One might argue that the Nobel Prizes are awarded to people at the end of their careers – the average age of a physics laureate is in the late 50s; John Goodenough won the chemistry prize this year at 97 – so the prizes couldn’t possibly increase the likelihood of future recognition. But the sword cuts both ways: the Nobel Prizes are likelier than not to be the products of a prestige bias amplification themselves, and are therefore not the morally neutral symbols of excellence Hansson and his peers seem to think they are. (The story of Brian Keating, an astrophysicist, could be illuminating at this juncture.)
Finally, and of course, we have capitalism itself – implicated not just in the quantum of prize money accompanying each Nobel (Rs 6.56 crore or $0.9 million) but also in how academic institutions can profit from laureates’ affiliation with them.
Then again, this figure pales in comparison to the amounts that academic institutions know they can rake in by instrumentalising the prestige in the form of donations from billionaires, grants and fellowships from the government, fees from students presented with the tantalising proximity to a Nobel laureate, and, inevitably, press coverage.
The Nobel Prizes are money magnets, and this is also why winning a Nobel Prize is like winning an Academy Award: you don’t get on stage without some lobbying.
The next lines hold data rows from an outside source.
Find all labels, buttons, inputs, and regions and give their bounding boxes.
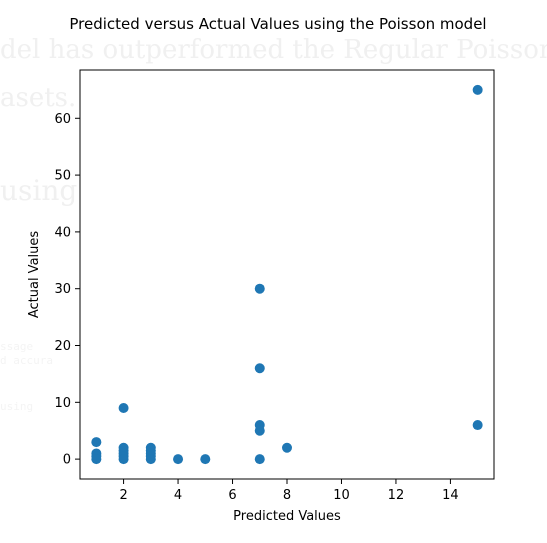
data-point — [254, 283, 265, 294]
data-point — [91, 454, 102, 465]
y-tick-label: 0 — [63, 453, 71, 468]
x-tick-label: 2 — [119, 488, 127, 503]
data-point — [200, 454, 211, 465]
x-tick-label: 4 — [174, 488, 182, 503]
y-tick-label: 50 — [54, 169, 71, 184]
x-axis-label: Predicted Values — [233, 509, 341, 524]
background-text-line-2: asets. — [0, 83, 76, 113]
y-tick-label: 40 — [54, 225, 71, 240]
x-tick-label: 8 — [283, 488, 291, 503]
y-tick-label: 60 — [54, 112, 71, 127]
data-point — [173, 454, 184, 465]
plot-area-frame — [79, 69, 495, 480]
x-tick-label: 14 — [442, 488, 459, 503]
x-tick-label: 12 — [388, 488, 405, 503]
data-point — [254, 454, 265, 465]
background-text-line-1: del has outperformed the Regular Poisson — [0, 35, 547, 65]
data-point — [118, 454, 129, 465]
y-axis-ticks: 0 10 20 30 40 50 60 — [54, 112, 80, 468]
data-point — [254, 363, 265, 374]
y-axis-label: Actual Values — [27, 231, 42, 319]
y-tick-label: 30 — [54, 282, 71, 297]
x-axis-ticks: 2 4 6 8 10 12 14 — [119, 479, 459, 503]
background-text-line-4: ssage — [0, 340, 33, 353]
data-points — [91, 84, 483, 465]
chart-title: Predicted versus Actual Values using the… — [69, 15, 486, 33]
background-text-line-6: using — [0, 400, 33, 413]
background-text-line-5: d accura — [0, 354, 53, 367]
background-text-line-3: using — [0, 174, 77, 207]
data-point — [91, 437, 102, 448]
x-tick-label: 10 — [333, 488, 350, 503]
data-point — [145, 454, 156, 465]
data-point — [282, 442, 292, 453]
data-point — [472, 420, 483, 431]
background-text: del has outperformed the Regular Poisson… — [0, 35, 547, 413]
x-tick-label: 6 — [228, 488, 236, 503]
data-point — [254, 425, 265, 436]
y-tick-label: 10 — [54, 396, 71, 411]
data-point — [472, 84, 483, 95]
data-point — [118, 402, 129, 413]
y-tick-label: 20 — [54, 339, 71, 354]
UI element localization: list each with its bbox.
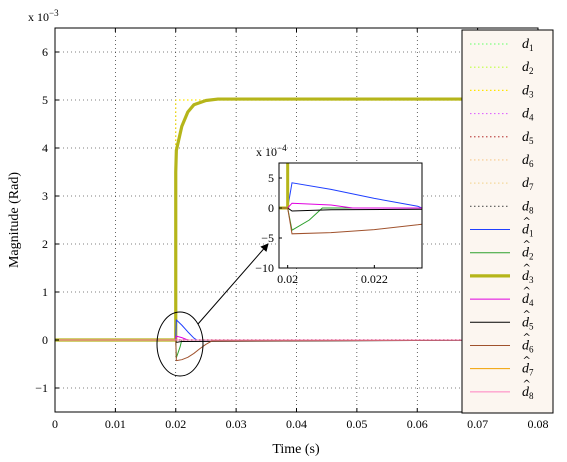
y-exponent-label: x 10−3 — [28, 8, 59, 24]
legend-label: d5 — [522, 130, 534, 146]
legend-label: d3 — [522, 269, 534, 285]
main-series — [55, 97, 538, 362]
inset-x-tick-label: 0.02 — [277, 272, 298, 286]
x-tick-label: 0.08 — [528, 417, 549, 431]
legend-label: d7 — [522, 176, 534, 192]
series-line-dhat3 — [55, 97, 538, 342]
legend-box — [461, 29, 554, 414]
legend-label: d2 — [522, 246, 534, 262]
y-tick-label: 3 — [42, 189, 48, 203]
legend-label: d8 — [522, 385, 534, 401]
legend-hat-glyph: ^ — [523, 217, 531, 228]
x-tick-label: 0.01 — [105, 417, 126, 431]
y-tick-label: 2 — [42, 237, 48, 251]
legend-label: d4 — [522, 292, 534, 308]
main-ticks: 0 0.01 0.02 0.03 0.04 0.05 0.06 0.07 0.08−101234… — [35, 28, 549, 431]
inset-y-tick-label: −5 — [261, 231, 274, 245]
legend-label: d6 — [522, 338, 534, 354]
inset-series-line — [279, 207, 422, 235]
legend-label: d7 — [522, 362, 534, 378]
x-tick-label: 0.05 — [346, 417, 367, 431]
inset-plot-area — [279, 163, 422, 268]
x-tick-label: 0.04 — [286, 417, 307, 431]
legend-hat-glyph: ^ — [523, 356, 531, 367]
inset-frame — [278, 162, 423, 269]
legend-hat-glyph: ^ — [523, 240, 531, 251]
legend-label: d6 — [522, 153, 534, 169]
legend-label: d8 — [522, 199, 534, 215]
legend-label: d2 — [522, 60, 534, 76]
x-tick-label: 0.02 — [165, 417, 186, 431]
inset-y-tick-label: −10 — [255, 261, 274, 275]
legend-hat-glyph: ^ — [523, 309, 531, 320]
x-tick-label: 0.07 — [467, 417, 488, 431]
legend-hat-glyph: ^ — [523, 379, 531, 390]
zoom-arrow — [197, 243, 269, 325]
zoom-circle — [156, 311, 204, 377]
y-tick-label: 5 — [42, 93, 48, 107]
inset-y-exponent-label: x 10−4 — [256, 143, 287, 159]
y-tick-label: 0 — [42, 333, 48, 347]
legend-hat-glyph: ^ — [523, 332, 531, 343]
x-tick-label: 0.03 — [226, 417, 247, 431]
y-tick-label: 6 — [42, 45, 48, 59]
y-tick-label: 4 — [42, 141, 48, 155]
x-axis-label: Time (s) — [272, 442, 320, 457]
y-tick-label: −1 — [35, 381, 48, 395]
inset-ticks: 0.02 0.022 −10 −5 0 5 — [255, 171, 388, 286]
x-tick-label: 0.06 — [407, 417, 428, 431]
legend-label: d1 — [522, 223, 534, 239]
legend-hat-glyph: ^ — [523, 286, 531, 297]
inset-x-tick-label: 0.022 — [361, 272, 388, 286]
inset-y-tick-label: 5 — [268, 171, 274, 185]
legend-label: d4 — [522, 107, 534, 123]
y-tick-label: 1 — [42, 285, 48, 299]
legend-label: d5 — [522, 315, 534, 331]
y-axis-label: Magnitude (Rad) — [7, 172, 22, 268]
legend-hat-glyph: ^ — [523, 263, 531, 274]
legend-label: d3 — [522, 83, 534, 99]
x-tick-label: 0 — [52, 417, 58, 431]
series-line-dhat6 — [55, 339, 538, 362]
legend-label: d1 — [522, 37, 534, 53]
inset-y-tick-label: 0 — [268, 201, 274, 215]
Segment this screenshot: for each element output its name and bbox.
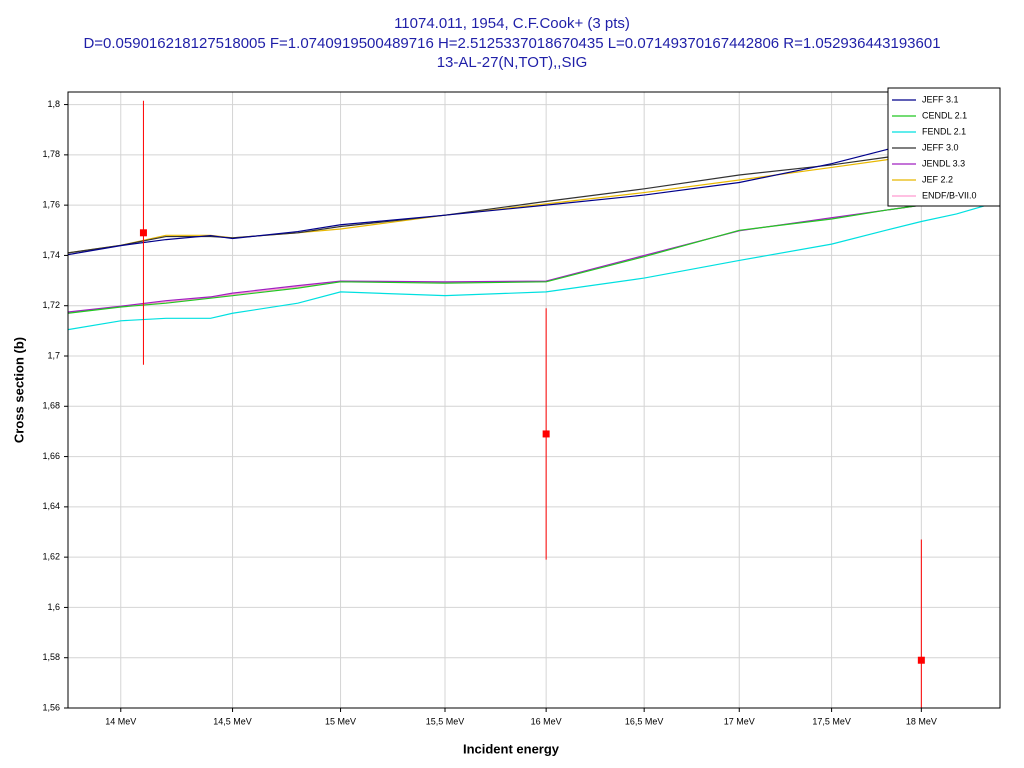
- y-tick-label: 1,56: [42, 702, 60, 712]
- x-tick-label: 17 MeV: [724, 716, 755, 726]
- grid: 1,56 1,58 1,6 1,62 1,64 1,66 1,68 1,7 1,72 1,74 1,…: [42, 92, 1000, 726]
- y-tick-label: 1,66: [42, 451, 60, 461]
- title-line: 13-AL-27(N,TOT),,SIG: [437, 54, 588, 71]
- legend-label: CENDL 2.1: [922, 110, 967, 120]
- y-tick-label: 1,78: [42, 149, 60, 159]
- y-tick-label: 1,7: [47, 350, 60, 360]
- y-axis-label: Cross section (b): [11, 337, 26, 443]
- y-tick-label: 1,68: [42, 401, 60, 411]
- legend-label: JENDL 3.3: [922, 158, 965, 168]
- data-point: [139, 229, 147, 237]
- y-tick-label: 1,6: [47, 602, 60, 612]
- y-tick-label: 1,64: [42, 501, 60, 511]
- y-tick-label: 1,76: [42, 200, 60, 210]
- x-tick-label: 16 MeV: [531, 716, 562, 726]
- x-tick-label: 15,5 MeV: [426, 716, 465, 726]
- data-point: [917, 656, 925, 664]
- plot-frame: [67, 91, 1001, 709]
- title-line: D=0.059016218127518005 F=1.0740919500489…: [83, 35, 940, 52]
- x-tick-label: 15 MeV: [325, 716, 356, 726]
- legend-label: JEF 2.2: [922, 174, 953, 184]
- y-tick-label: 1,62: [42, 552, 60, 562]
- x-tick-label: 16,5 MeV: [625, 716, 664, 726]
- legend-label: JEFF 3.0: [922, 142, 959, 152]
- y-tick-label: 1,72: [42, 300, 60, 310]
- legend: JEFF 3.1 CENDL 2.1 FENDL 2.1 JEFF 3.0 JENDL …: [887, 87, 1001, 207]
- legend-label: FENDL 2.1: [922, 126, 966, 136]
- x-tick-label: 14,5 MeV: [213, 716, 252, 726]
- series-line: [68, 200, 1000, 331]
- y-tick-label: 1,8: [47, 99, 60, 109]
- series-line: [68, 179, 1000, 314]
- legend-label: JEFF 3.1: [922, 94, 959, 104]
- legend-box: [887, 87, 1001, 207]
- data-point: [542, 430, 550, 438]
- title-line: 11074.011, 1954, C.F.Cook+ (3 pts): [394, 15, 630, 32]
- y-tick-label: 1,74: [42, 250, 60, 260]
- x-tick-label: 17,5 MeV: [812, 716, 851, 726]
- x-axis-label: Incident energy: [463, 741, 560, 756]
- legend-label: ENDF/B-VII.0: [922, 190, 977, 200]
- x-tick-label: 18 MeV: [906, 716, 937, 726]
- x-tick-label: 14 MeV: [105, 716, 136, 726]
- y-tick-label: 1,58: [42, 652, 60, 662]
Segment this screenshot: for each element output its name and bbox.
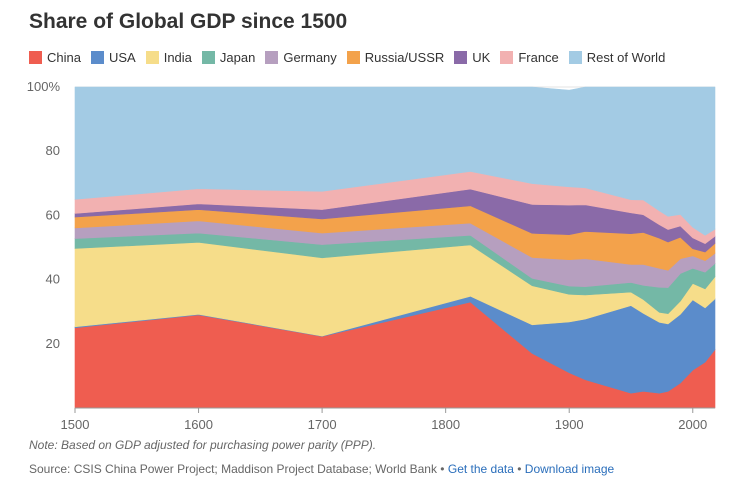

Each blade of grass has to mobilise its own PR machine, supported in all likelihood by the same institute that submitted their candidature to the laureates selection committee. The Nature editorial called this out as well:
As a small test case, Nature approached three of the world’s largest international scientific networks that include academies of science in developing countries. They are the International Science Council, the World Academy of Sciences and the InterAcademy Partnership. Each was asked if they had been approached by the Nobel awarding bodies to recommend nominees for science Nobels. All three said no.
Taken together, all of these facts and arguments make it clear that the Nobel Prizes are important not because they present a fair or useful picture of scientific excellence but in spite of this.